Berlinale 2014: Deux films au long cours en compétition
Aujourd’hui, deux films présentés en compétition avec pour point commun d’avoir été des projets à long terme, pour des raisons différentes cependant. Le film chinois pour cause de censure a mis cinq à sortir, le tournage du film étasunien a quant à lui duré douze ans.
Western chinois
Wu Ken Qu (No Man’s Land, à l’international) a pour décor le désert du Xinjiang, dans un paysage à couper le souffle. Une seule route traverse cette région et c’est sur ce tronçon d’asphalte au milieu de nulle part que le jeune avocat ambitieux et arrogant Pan Xiao va se retrouver enfermé dans immensité. Sur son chemin, violence, avidité, extorsion. Il y a aussi un peu de Mad Max dans ce western où les chevaux sont remplacés par des voitures et camions. Le réalisateur réussit le tour de force de filmer la bestialité et la brutalité avec une très grande finesse de caméra, à se concentrer sur les détails qui soulignent la maîtrise totale de la photographie. Ce film ravira les adeptes du genre même si sur la fin l’enchaînement de violence commence à lasser et le souffle de l’histoire à se perdre dans le vent qui balaie la contrée recouverte de poussière.
Wu Ken Qu ; de Ning Hao ; avec Xu Zheng, Yu Nan, Huang Bo, Dou Bujie ; République populaire de Chine ; 2013 ; 117 min.
Boyhood
Cette projection a été celle la plus applaudie par la presse internationale lors de sa projection. Et il est vrai que ce film de près de trois heures est un tour de force narratif. En effet, Richard Linklater, à partir d’une structure décidée dès le début du projet mais amenée à évoluer pendant le processus, a filmé depuis 2002 les mêmes acteurs pour un projet qui devait durer douze ans, le temps que les enfants acteurs finissent leur High School. Cela aurait pu tourner au simili documentaire. Cela est devenu un petit bijou d’une simplicité et d’un naturel touchant, sans être ennuyeux une seule seconde. À travers les yeux de Mason, garçon timide, un peu renfermé et rêveur, nous suivons une histoire ordinaire d’une famille mono-parentale de la classe moyenne inférieure dans une petite ville du Texas. Pendant ces douze ans, les enfants deviennent adultes et les parents apprennent à le devenir aussi. Le réalisateur évite – et on le remercie – l’écueil des scènes éculées du premier baiser, de la première relation sexuelle, etc. Il s’attache plus au processus, aux moments de vie qu’aux symboles et rites de passage. Ce film est plus qu’un essai narratif, c’est un vrai projet artistique : les personnages ne gagnent pas seulement en maturité tout au long de l’histoire, ils prennent également forme physiquement, loin des artifices du cinéma grimant les protagonistes lors de différentes phases de vie. Même si le film est très étasunien en ce sens qu’il a pour toile de fond son système scolaire, de par les dialogues également, il trouve écho dans d’autres parties du monde où le fait de devenir grand revient à devenir un être humain unique et singulier.

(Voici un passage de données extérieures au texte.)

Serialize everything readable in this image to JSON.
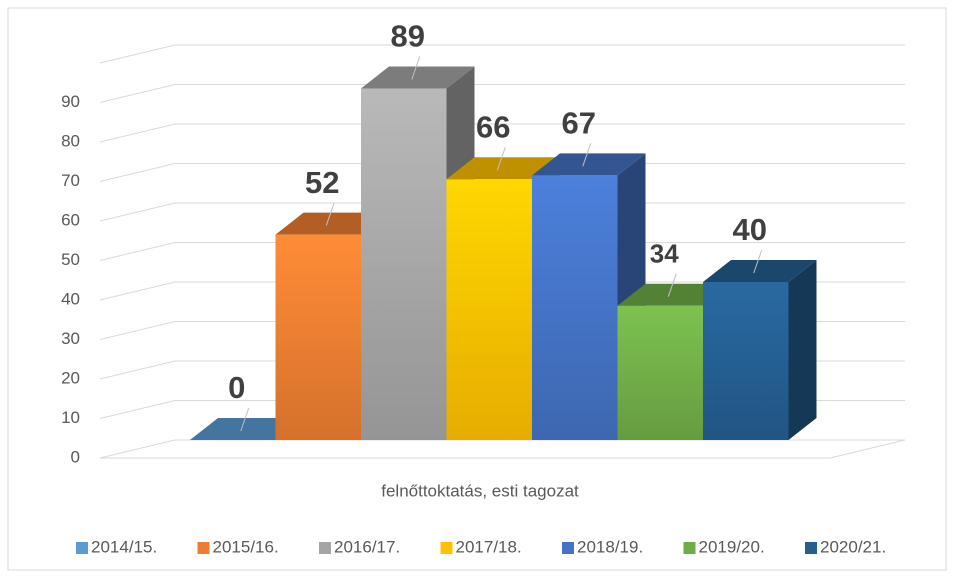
{
  "chart_data": {
    "type": "bar3d",
    "categories": [
      "felnőttoktatás, esti tagozat"
    ],
    "series": [
      {
        "name": "2014/15.",
        "color": "#5b9bd5",
        "values": [
          0
        ]
      },
      {
        "name": "2015/16.",
        "color": "#ed7d31",
        "values": [
          52
        ]
      },
      {
        "name": "2016/17.",
        "color": "#a5a5a5",
        "values": [
          89
        ]
      },
      {
        "name": "2017/18.",
        "color": "#ffc000",
        "values": [
          66
        ]
      },
      {
        "name": "2018/19.",
        "color": "#4472c4",
        "values": [
          67
        ]
      },
      {
        "name": "2019/20.",
        "color": "#70ad47",
        "values": [
          34
        ]
      },
      {
        "name": "2020/21.",
        "color": "#255e91",
        "values": [
          40
        ]
      }
    ],
    "ylim": [
      0,
      100
    ],
    "yticks": [
      0,
      10,
      20,
      30,
      40,
      50,
      60,
      70,
      80,
      90
    ],
    "grid": true,
    "legend": "bottom"
  }
}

Richard Linklater est un adepte des projets à long terme. C’est à lui que l’on doit le duo très agaçant Julie Delpy – Ethan Hawke qui poursuit le cadran de la montre depuis dix-huit ans avec Before Sunrise, Before Sunset et Before Midnight (les avis au sein de j :mag sont différents : Frank B. Halfar aime beaucoup , MaB n’en peut plus ), tous les 3 présentés au festival de Berlin… en espérant qu’avant minuit soit le dernier !
De Richard Linklater ; avec Patricia Arquette, Ethan Hawke, Ellar Coltrane, Lorelei Linklater ; États-Unis ; 2013 ; 164 min.